The process enables development of ISAs with predictable behaviour when executing both correct and erroneous programs, by identification of the precise preconditions required for successful execution of instructions, their resulting actions, and all possible error conditions. Application of property proving techniques allows for the formal verification of desirable properties.
A methodology is proposed for the incremental construction of the common elements of an ISA, and its features are discussed. The methodology is initially used to construct a generic description, which is then demonstrated by refinement to two representative ISAs capable of executing compiled C binary executables. The complete refinement process is demonstrated by the creation and testing of Virtual Machines automatically generated via novel translation tools.

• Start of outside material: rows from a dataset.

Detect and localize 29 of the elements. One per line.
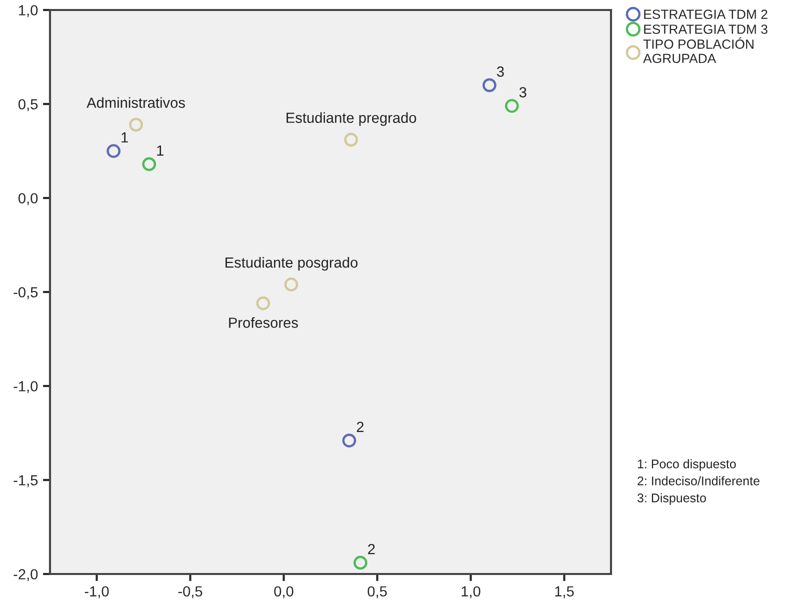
y-tick-label: 0,0 [18, 193, 38, 206]
y-tick-label: 1,0 [19, 5, 38, 18]
annotation: 3 [496, 66, 504, 77]
annotation: Estudiante posgrado [226, 256, 358, 271]
y-tick-label: -1,0 [14, 381, 38, 394]
annotation: 2 [368, 544, 375, 554]
text: 2: Indeciso/Indiferente [638, 476, 760, 486]
annotation: 2 [356, 422, 364, 432]
text: 1: Poco dispuesto [638, 459, 736, 471]
x-tick-label: 0,5 [368, 586, 387, 598]
x-tick-label: 0,0 [274, 586, 294, 598]
annotation: Profesores [229, 317, 298, 328]
x-tick-label: 1,5 [555, 586, 574, 598]
annotation: Administrativos [86, 97, 185, 108]
x-tick-label: 1,0 [462, 586, 480, 598]
annotation: 1 [122, 132, 128, 142]
annotation: 1 [157, 146, 164, 156]
y-tick-label: -0,5 [14, 287, 38, 300]
legend-label: ESTRATEGIA TDM 3 [644, 24, 768, 34]
annotation: Estudiante pregrado [286, 112, 416, 126]
text: 3: Dispuesto [637, 493, 706, 505]
legend-label: ESTRATEGIA TDM 2 [644, 10, 768, 19]
x-tick-label: -0,5 [178, 586, 202, 598]
y-tick-label: -1,5 [14, 475, 38, 488]
y-tick-label: 0,5 [18, 99, 38, 112]
y-tick-label: -2,0 [14, 569, 38, 582]
legend-label: TIPO POBLACIÓN AGRUPADA [643, 37, 754, 64]
annotation: 3 [519, 87, 526, 98]
x-tick-label: -1,0 [84, 586, 109, 598]
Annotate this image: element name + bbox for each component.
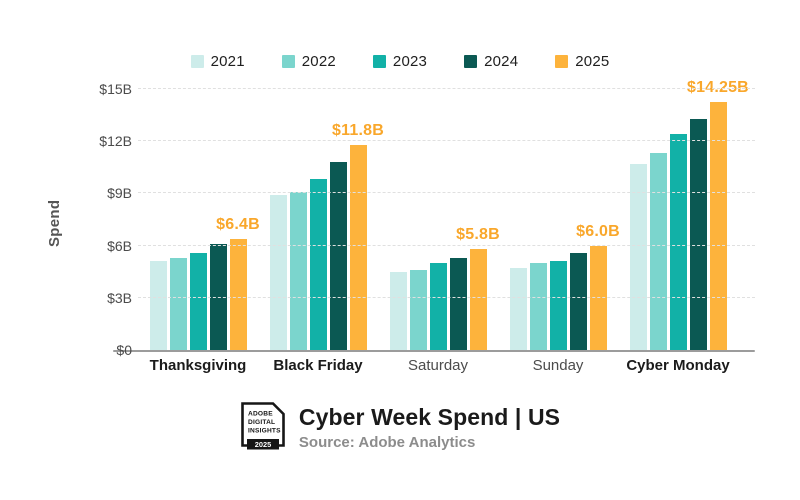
logo-year: 2025 [255, 440, 271, 449]
y-tick-label-9: $9B [107, 185, 132, 201]
gridline-6 [138, 245, 755, 246]
bar-2023-thanksgiving [189, 253, 207, 350]
bar-2024-saturday [449, 258, 467, 350]
gridline-12 [138, 140, 755, 141]
bar-2022-cyber-monday [649, 153, 667, 350]
y-tick-label-6: $6B [107, 238, 132, 254]
bar-2021-thanksgiving [149, 261, 167, 350]
legend-swatch-2021 [190, 55, 204, 68]
chart-title: Cyber Week Spend | US [298, 403, 561, 430]
chart-source: Source: Adobe Analytics [298, 433, 476, 451]
bar-2023-sunday [549, 261, 567, 350]
gridline-9 [138, 192, 755, 193]
legend-swatch-2025 [555, 55, 569, 68]
bar-2025-saturday [469, 249, 487, 350]
legend-label-2022: 2022 [301, 53, 336, 70]
bar-2021-saturday [389, 272, 407, 350]
bar-2025-cyber-monday [709, 102, 727, 350]
bar-group-thanksgiving: $6.4B [138, 89, 260, 350]
legend-swatch-2023 [372, 55, 386, 68]
chart-legend: 2021 2022 2023 2024 2025 [0, 53, 800, 70]
bar-2023-black-friday [309, 179, 327, 350]
plot-area: $6.4B $11.8B $5.8B $6.0B $14.25B $0 $3B $6B $9B… [99, 79, 755, 358]
bar-group-saturday: $5.8B [378, 89, 500, 350]
y-tick-label-15: $15B [99, 81, 132, 97]
bar-2022-sunday [529, 263, 547, 350]
bar-group-cyber-monday: $14.25B [618, 79, 749, 350]
logo-year-banner [246, 439, 279, 450]
logo-line-1: ADOBE [248, 411, 273, 418]
adobe-digital-insights-logo: ADOBE DIGITAL INSIGHTS 2025 [241, 402, 285, 450]
bar-2025-black-friday [349, 145, 367, 350]
x-label-saturday: Saturday [407, 357, 469, 374]
x-label-black-friday: Black Friday [273, 357, 363, 374]
logo-line-2: DIGITAL [248, 419, 275, 426]
bar-2024-cyber-monday [689, 119, 707, 350]
bar-2022-black-friday [289, 192, 307, 350]
y-tick-label-3: $3B [107, 290, 132, 306]
value-label-sunday: $6.0B [576, 223, 620, 240]
footer-text: Cyber Week Spend | US Source: Adobe Anal… [299, 404, 560, 451]
legend-item-2022: 2022 [281, 53, 336, 70]
bar-2022-thanksgiving [169, 258, 187, 350]
x-axis-labels: Thanksgiving Black Friday Saturday Sunday Cy… [138, 357, 738, 374]
gridline-15 [138, 88, 755, 89]
legend-swatch-2024 [464, 55, 478, 68]
bar-2025-thanksgiving [229, 239, 247, 350]
x-label-cyber-monday: Cyber Monday [626, 357, 730, 374]
value-label-saturday: $5.8B [456, 226, 500, 243]
legend-label-2024: 2024 [484, 53, 519, 70]
bar-2021-black-friday [269, 195, 287, 350]
logo-outline [241, 402, 285, 447]
value-label-cyber-monday: $14.25B [687, 79, 749, 96]
value-label-black-friday: $11.8B [332, 122, 384, 139]
bar-2023-saturday [429, 263, 447, 350]
legend-item-2021: 2021 [190, 53, 245, 70]
bar-2024-sunday [569, 253, 587, 350]
x-label-sunday: Sunday [532, 357, 584, 374]
bar-group-black-friday: $11.8B [258, 89, 384, 350]
bar-groups: $6.4B $11.8B $5.8B $6.0B $14.25B [138, 79, 749, 350]
bar-2021-sunday [509, 268, 527, 350]
bar-group-sunday: $6.0B [498, 89, 620, 350]
value-label-thanksgiving: $6.4B [216, 216, 260, 233]
gridline-3 [138, 297, 755, 298]
legend-item-2025: 2025 [555, 53, 609, 70]
footer: ADOBE DIGITAL INSIGHTS 2025 Cyber Week S… [0, 401, 800, 453]
legend-item-2024: 2024 [464, 53, 518, 70]
bar-2021-cyber-monday [629, 164, 647, 350]
x-label-thanksgiving: Thanksgiving [149, 357, 247, 374]
y-axis-title: Spend [46, 199, 63, 247]
x-axis-line [113, 350, 755, 352]
y-tick-label-0: $0 [116, 342, 132, 358]
bar-2022-saturday [409, 270, 427, 350]
legend-swatch-2022 [281, 55, 295, 68]
bar-2023-cyber-monday [669, 134, 687, 350]
logo-line-3: INSIGHTS [248, 428, 281, 435]
bar-2025-sunday [589, 246, 607, 350]
legend-label-2023: 2023 [392, 53, 428, 70]
legend-label-2025: 2025 [575, 53, 610, 70]
bar-2024-black-friday [329, 162, 347, 350]
y-tick-label-12: $12B [99, 133, 132, 149]
legend-label-2021: 2021 [210, 53, 245, 70]
legend-item-2023: 2023 [372, 53, 428, 70]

Prior art has relied on the provision of single-layered descriptions of specific ISAs to enable formal verification of implementations, placing a burden of correctness on these specifications. This work contributes by the provision of a common context for correct derivation of these previously independant descriptions. The work introduces novel levels of abstraction to allow re-use on any sequential computing machine, provides a framework for the comparison of different ISAs relative to a single datum, and enables analysis of design options during the creation and extension of ISAs. Further contributions are the construction of multiple ISAs from a single abstract description, and the introduction of automatic source-code generation techniques to the Event-B method, which include features to assist in the development and test of useable ISAs.